Clearly, there should have been more Christian and African-American involvement and there should be more support from the anti-war movement. I met the UFPJ coordinator of Palestinian issues at an event of my own last Friday (more on this tomorrow); he was busy planning their protest Tuesday at the UN, against Pres. Bush. The only visible presence of the UFPJ at the Darfur event was to advertise their rally.
The Darfur cause makes for some strange moments. I can only guess the real meaning of the Harlem-based Muslim cleric who seemed to warn AGAINST action against the Khartoum regime and indicated the evil role of oil interests at the same time that he opposed genocide in Darfur. Actually, there is some cynical role of oil interests in this affair; the Chinese have been blocking an effective UN role because, according to Thomas Friedman’s NY Times column of Sept. 27, “the China National Petroleum Corporation owns 40 percent of the Sudan consortium that pumps over 300,000 barrels of oil a day from Sudanese wells.”

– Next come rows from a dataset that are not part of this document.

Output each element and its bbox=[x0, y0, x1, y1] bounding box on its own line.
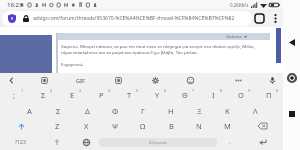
staticText: ?123 bbox=[15, 139, 26, 146]
button[interactable]: Ζ bbox=[43, 118, 72, 134]
button[interactable]: Κ bbox=[213, 103, 241, 118]
staticText: Ξ bbox=[197, 106, 202, 116]
staticText: Τ bbox=[127, 90, 132, 100]
button[interactable]: Ξ bbox=[185, 103, 213, 118]
staticText: Ι bbox=[212, 90, 215, 100]
button[interactable]: More options bbox=[268, 11, 283, 26]
staticText: Π bbox=[266, 90, 272, 100]
button[interactable]: Φ bbox=[101, 103, 129, 118]
button[interactable]: adslgr.com/forum/threads/953670-%CE%A4%C… bbox=[2, 11, 252, 26]
button[interactable]: Ρ bbox=[87, 87, 115, 103]
staticText: 7 bbox=[192, 88, 195, 93]
staticText: Ψ bbox=[112, 121, 119, 131]
staticText: 9 bbox=[248, 88, 251, 93]
button[interactable]: GIF bbox=[66, 73, 94, 87]
button[interactable]: Ε bbox=[58, 87, 87, 103]
staticText: 8 bbox=[220, 88, 223, 93]
button[interactable]: Θ bbox=[171, 87, 199, 103]
button[interactable]: Υ bbox=[143, 87, 171, 103]
button[interactable]: Shift bbox=[0, 118, 43, 134]
staticText: Ε bbox=[70, 90, 75, 100]
staticText: adslgr.com/forum/threads/953670-%CE%A4%C… bbox=[33, 15, 235, 22]
staticText: Options bbox=[226, 34, 242, 40]
staticText: Λ bbox=[253, 106, 258, 116]
staticText: 5 bbox=[136, 88, 139, 93]
button[interactable]: Enter bbox=[243, 134, 283, 150]
button[interactable]: Change language bbox=[73, 134, 99, 150]
button[interactable]: Μ bbox=[213, 118, 241, 134]
button[interactable]: Stickers bbox=[110, 73, 126, 87]
button[interactable]: Σ bbox=[29, 87, 58, 103]
button[interactable]: Ω bbox=[129, 118, 157, 134]
staticText: Ελληνικά bbox=[149, 140, 167, 146]
staticText: Δ bbox=[85, 106, 90, 116]
button[interactable]: Recent apps bbox=[284, 106, 300, 122]
staticText: 4 bbox=[108, 88, 111, 93]
button[interactable]: Α bbox=[15, 103, 44, 118]
button[interactable]: Ι bbox=[199, 87, 227, 103]
button[interactable]: Λ bbox=[241, 103, 269, 118]
staticText: 6 bbox=[164, 88, 167, 93]
staticText: Ω bbox=[140, 121, 146, 131]
staticText: Θ bbox=[182, 90, 188, 100]
staticText: Α bbox=[27, 106, 32, 116]
staticText: 0 bbox=[276, 88, 279, 93]
button[interactable]: Δ bbox=[73, 103, 101, 118]
staticText: 16:23 bbox=[7, 1, 23, 9]
button[interactable]: Voice input bbox=[264, 73, 280, 87]
staticText: 3 bbox=[79, 88, 82, 93]
button[interactable]: ; bbox=[0, 87, 29, 103]
staticText: ; bbox=[13, 90, 16, 100]
staticText: GIF bbox=[76, 77, 85, 84]
staticText: Χαιρετώ. Μπορεί κάποιος να μου πει ποιό … bbox=[61, 43, 266, 55]
staticText: Η bbox=[168, 106, 174, 116]
button[interactable]: Tabs bbox=[252, 11, 267, 26]
button[interactable]: Ελληνικά bbox=[99, 138, 217, 147]
staticText: 2 bbox=[50, 88, 53, 93]
staticText: Υ bbox=[155, 90, 160, 100]
staticText: Κ bbox=[225, 106, 230, 116]
staticText: Ρ bbox=[99, 90, 104, 100]
staticText: . bbox=[229, 138, 231, 146]
button[interactable]: More bbox=[230, 73, 246, 87]
button[interactable]: Emoji bbox=[182, 73, 198, 87]
button[interactable]: Home bbox=[284, 70, 300, 86]
button[interactable]: Clipboard bbox=[36, 73, 52, 87]
button[interactable]: Σ bbox=[44, 103, 73, 118]
button[interactable]: Options bbox=[226, 34, 247, 40]
staticText: Ο bbox=[238, 90, 244, 100]
staticText: Φ bbox=[112, 106, 119, 116]
button[interactable]: Backspace bbox=[241, 118, 283, 134]
staticText: Ευχαριστώ bbox=[61, 61, 83, 67]
staticText: Σ bbox=[56, 106, 61, 116]
staticText: 0.26Kb/s bbox=[230, 2, 249, 8]
staticText: Σ bbox=[41, 90, 46, 100]
button[interactable]: Τ bbox=[115, 87, 143, 103]
staticText: Μ bbox=[224, 121, 231, 131]
button[interactable]: Ο bbox=[227, 87, 255, 103]
button[interactable]: Ν bbox=[185, 118, 213, 134]
button[interactable]: Π bbox=[255, 87, 283, 103]
staticText: Χ bbox=[84, 121, 89, 131]
staticText: Ζ bbox=[55, 121, 60, 131]
staticText: Γ bbox=[141, 106, 145, 116]
staticText: Ν bbox=[196, 121, 202, 131]
staticText: Β bbox=[169, 121, 174, 131]
button[interactable]: Back bbox=[3, 73, 19, 87]
button[interactable]: Χ bbox=[72, 118, 101, 134]
button[interactable]: Ψ bbox=[101, 118, 129, 134]
staticText: 1 bbox=[21, 88, 24, 93]
button[interactable]: Β bbox=[157, 118, 185, 134]
button[interactable]: Settings bbox=[147, 73, 163, 87]
button[interactable]: ?123 bbox=[0, 134, 40, 150]
button[interactable]: Emoji bbox=[40, 134, 73, 150]
button[interactable]: Γ bbox=[129, 103, 157, 118]
button[interactable]: Back bbox=[284, 34, 300, 50]
button[interactable]: Η bbox=[157, 103, 185, 118]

Still, I guess that the imam was squaring the circle, articulating the kind of excuses the far left uses for their lack of action on Darfur, at the same time that he was raising his voice FOR the Darfuris. All he needed was to mention the sinister “Zionist” presence in the movement (to my relief, he did NOT) to make his troubling and confusing statement complete.
The Jewish presence was substantial – running the gamut from modern Orthodox yeshiva students to Habonim Dror youngsters in their blue shirts with red lace. Our small group holding Jewish Labor Committee placards drew attention and Arieh was interviewed and quoted by a JTA reporter for his article. Arieh also posted on this blog in May with info on the ideological idiocies of opponents of the Save Darfur/anti-genocide movement.
A strength of the Darfur issue is that it is or should be a unifying cause for Jews, Christians and Muslims, whites and blacks, right-wingers and liberals. Theoretically, Bush and McCain are on our side, as are evangelicals.
One of those who opined on e-mail with me proposed:
a ‘national night of bonfires’. We’re all aware that the Janjaweed are killing infants and children by burning them alive on bonfires. If this were happening to white European children, the outcries would be deafening. Where is the outrage?
My response was that white European children were burned in huge numbers during the Holocaust, as were other white Europeans slaughtered in Yugoslavia in the early 1990s. Neither episode stirred effective “outrage” until the killings were mostly done. What does this tell us? “Never again” remains a slogan and not a successful rallying cry for action.
I’m struck by how in the first half of the last century, nations mobilized millions of soldiers to slaughter each other but still cannot bestir themselves to find a relative handful of a few thousands – a few tens of thousands at most – to safeguard innocents. (I wrote on this for the New Jersey Jewish News, “While Europe Slept…” – the editor’s choice of title.) It’s probably past time for the UN to have its own fairly small, professional standing army available for such emergency situations.